Analyzing the sub-level sets of the distance to a compact submanifold of $\mathbb{R}^{d}$ is a common method in topological data analysis, to understand its topology. Therefore, topological inference procedures usually rely on a distance estimate based on $n$ sample points (Discrete Comput. Geom. 33 (2005) 249–274). In the case where sample points are corrupted by noise, the distance-to-measure function (DTM, Found. Comput. Math. 11 (2011) 733–751) is a surrogate for the distance-to-compact-set function. In practice, approximating the homology of its sub-level sets requires to compute the homology of unions of $n$ balls (Discrete Comput.
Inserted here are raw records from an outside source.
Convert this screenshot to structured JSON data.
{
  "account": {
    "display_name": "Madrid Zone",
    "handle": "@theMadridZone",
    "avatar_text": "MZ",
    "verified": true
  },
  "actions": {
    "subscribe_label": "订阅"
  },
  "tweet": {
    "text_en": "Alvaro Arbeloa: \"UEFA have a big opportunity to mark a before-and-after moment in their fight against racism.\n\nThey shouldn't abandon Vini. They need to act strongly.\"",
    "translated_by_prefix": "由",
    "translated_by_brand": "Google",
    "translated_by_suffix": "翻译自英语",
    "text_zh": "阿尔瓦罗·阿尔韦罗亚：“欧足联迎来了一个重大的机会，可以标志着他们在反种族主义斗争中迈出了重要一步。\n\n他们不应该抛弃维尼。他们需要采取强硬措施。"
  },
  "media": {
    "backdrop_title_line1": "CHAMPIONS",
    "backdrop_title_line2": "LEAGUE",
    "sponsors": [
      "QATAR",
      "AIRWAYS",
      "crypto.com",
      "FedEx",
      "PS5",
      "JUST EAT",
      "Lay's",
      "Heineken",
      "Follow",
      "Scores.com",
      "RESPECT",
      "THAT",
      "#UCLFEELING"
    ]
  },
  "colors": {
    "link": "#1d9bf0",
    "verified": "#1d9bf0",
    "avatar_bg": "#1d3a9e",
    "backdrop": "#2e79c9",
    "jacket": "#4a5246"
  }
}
Geom. 49 (2013) 22–45; In Proceedings of the Twenty-Sixth Annual ACM-SIAM Symposium on Discrete Algorithms (2015) 168–180 SIAM), that might become intractable whenever $n$ is large. To simultaneously face the two problems of a large number of points and noise, we introduce the $k$-power-distance-to-measure function ($k$-PDTM). This new surrogate for the distance-to-compact is a $k$-points-based approximation of the DTM. These $k$ points are minimizers of a robustified version of the classical $k$-means criterion (In Proc. Fifth Berkeley Sympos. Math. Statist. and Probability (Berkeley, Calif., 1965/66) (1967) 281–297 Univ. California Press). The sublevel sets of the $k$-PDTM consist in unions of $k$ balls, and this distance is also proved robust to noise. We assess the quality of this approximation for $k$ possibly drastically smaller than $n$, and provide an algorithm to compute this $k$-PDTM from a sample. Numerical experiments illustrate the good behavior of this $k$-points approximation in a noisy topological inference framework.